Ese fue el momento en que Al Hussein Mashadi apareció en el escenario como el personaje de una siniestra obra teatral.
El funcionario había sido torturado en las horas precedentes. Saddam también encarceló a su esposa y sus hijas y le dijo a su rival que tenía dos opciones: podía elegir observar cómo los guardias violaban a su mujer y a sus hijas, y luego matarlas, o podía elegir confesar.
Mashadi decidió actuar su parte a la perfección. Confesó sus crímenes, describió el complot y señaló con el dedo a los conspiradores que estaban sentados en la sala de conferencias. Uno a uno, sesenta y ocho “enemigos del pueblo” fueron detenidos por la policía del régimen y sacados de la sala. Después de que se leyó la lista, Saddam felicitó a los que aún estaban sentados por su lealtad pasada y futura. Cuando terminó la trágica farsa, los supervivientes empezaron a aplaudir, primero con timidez y luego con entusiasmo. Conmocionados, aterrorizados y, finalmente, felices de haber escapado de la muerte, decretaban el único tributo al líder que tenía alguna importancia para él: el tributo del miedo.
Todo el oscuro espectáculo, armado para no dejar dudas sobre quién controlaba Irak, fue transmitido por TV y se distribuyeron copias de la filmación por todo el país.
Los arrestados fueron juzgados juntos y declarados culpables de traición: 22 de ellos, incluidos cinco ministros, fueron condenados a ejecución el 1 de agosto de 1979. Los pelotones de fusilamiento fueron integrados por miembros del gabinete y otros altos funcionarios. De esta manera, Saddam quería asegurarse de que quienes lo rodeaban fueran cómplices de sus actos sangrientos, para que no hubiera ninguna figura inocente que pudiera reunir la oposición. La radio estatal de Irak dijo que los funcionarios ejecutaron a sus colegas mientras “animaban la larga vida del Partido, la Revolución y el líder, el presidente, el luchador, Saddam Hussein”.
Asimismo, otros cientos de miembros de alto rango del partido Baaz en todo el país fueron destituidos o ejecutados. El anuncio lo hizo el propio Saddam, desde el balcón del palacio presidencial, frente a una multitud de cincuenta mil personas.
Según escribió el arquitecto iraquí autoexiliado Kenaan Makiya en el libro “La República del Miedo” al menos 500 personas murieron en la purga que consolidó a Saddam en el poder.

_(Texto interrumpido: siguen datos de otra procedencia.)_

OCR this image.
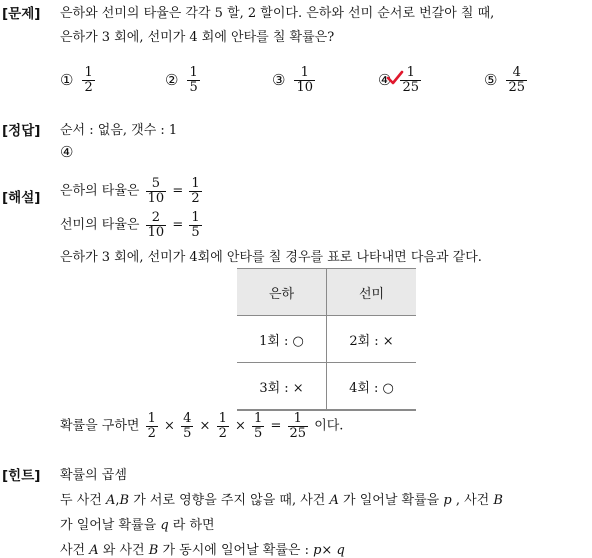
[문제] 은하와 선미의 타율은 각각 5 할, 2 할이다. 은하와 선미 순서로 번갈아 칠 때,
은하가 3 회에, 선미가 4 회에 안타를 칠 확률은?
① $\frac{1}{2}$	② $\frac{1}{5}$	③ $\frac{1}{10}$	④ $\frac{1}{25}$	⑤ $\frac{4}{25}$
[정답] 순서 : 없음, 갯수 : 1
④
[해설] 은하의 타율은 $\frac{5}{10} = \frac{1}{2}$
선미의 타율은 $\frac{2}{10} = \frac{1}{5}$
은하가 3 회에, 선미가 4회에 안타를 칠 경우를 표로 나타내면 다음과 같다.
은하	선미
1회 : ○	2회 : ×
3회 : ×	4회 : ○
확률을 구하면 $\frac{1}{2} \times \frac{4}{5} \times \frac{1}{2} \times \frac{1}{5} = \frac{1}{25}$ 이다.
[힌트] 확률의 곱셈
두 사건 A,B 가 서로 영향을 주지 않을 때, 사건 A 가 일어날 확률을 p , 사건 B
가 일어날 확률을 q 라 하면
사건 A 와 사건 B 가 동시에 일어날 확률은 : p× q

El ensayista británico Christopher Hitchens sostuvo que la purga fue el momento decisivo en el que Saddam se convirtió en el amo absoluto de Irak, comparable a la Noche de los Cuchillos Largos en la Alemania nazi o al asesinato de Sergei Mironovič Kirov que dio lugar a la Gran Purga en la Unión Soviética.

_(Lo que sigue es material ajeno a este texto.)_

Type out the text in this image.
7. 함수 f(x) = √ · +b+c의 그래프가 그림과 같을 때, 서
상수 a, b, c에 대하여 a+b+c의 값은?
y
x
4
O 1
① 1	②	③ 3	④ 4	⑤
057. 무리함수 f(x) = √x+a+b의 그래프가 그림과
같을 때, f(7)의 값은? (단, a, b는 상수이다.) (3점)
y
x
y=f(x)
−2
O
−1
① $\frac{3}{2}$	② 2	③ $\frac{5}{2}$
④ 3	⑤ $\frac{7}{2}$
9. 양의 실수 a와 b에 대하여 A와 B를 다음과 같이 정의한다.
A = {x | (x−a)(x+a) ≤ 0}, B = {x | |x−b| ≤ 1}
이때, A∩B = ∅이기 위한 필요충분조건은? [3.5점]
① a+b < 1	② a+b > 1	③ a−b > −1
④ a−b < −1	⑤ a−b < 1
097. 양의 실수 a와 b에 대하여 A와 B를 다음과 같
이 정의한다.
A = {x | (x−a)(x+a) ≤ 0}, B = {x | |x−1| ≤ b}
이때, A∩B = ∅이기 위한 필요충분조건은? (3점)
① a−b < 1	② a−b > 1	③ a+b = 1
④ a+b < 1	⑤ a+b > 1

Una sangrienta conquista del poder
Ya a lo largo de la década anterior, Saddam, ya hombre fuerte del Baaz, había sometido al partido a una purga continua y colocado a los hombres de su ciudad natal, Tikrit, en posiciones de poder. Su mayor preocupación era transformar el partido en una fuerza de cuadros y militantes devotos y disciplinados, al estilo de los partidos fascistas y comunistas de Europa, capaz de ejercer un control totalitario sobre la sociedad iraquí.
En noviembre de 1969, había eliminado a rivales y disidentes hasta el punto de que el presidente Ahmed Hassan al-Bakr lo nombró vicepresidente del país y vicepresidente del Consejo del Mando Revolucionario, como se conocía al gabinete. Hussein siguió siendo jefe de las agencias de inteligencia y seguridad interna, controlando de facto Irak.
Ningún otro déspota árabe se comparó con el salvajismo de Hussein cuando se dedicaba a doblegar todas las instituciones estatales a su antojo. De hecho, su primer acto como vicepresidente, en enero de 1969, fue ahorcar 17 supuestos espías de Israel en una plaza del centro de Bagdad.
Aún así, Saddam nunca tuvo un éxito total en controlar Irak, como lo demostraron los levantamientos chiítas de 1991 y la lucha kurda por la independencia. Pero su dictadura, comenzada con la purga de 1979, sí fue una de las más feroces de la historia reciente. Un periodo de opresión, sin precedentes para la población iraquí, que se cerró definitivamente con la ejecución del propio dictador, en 2003.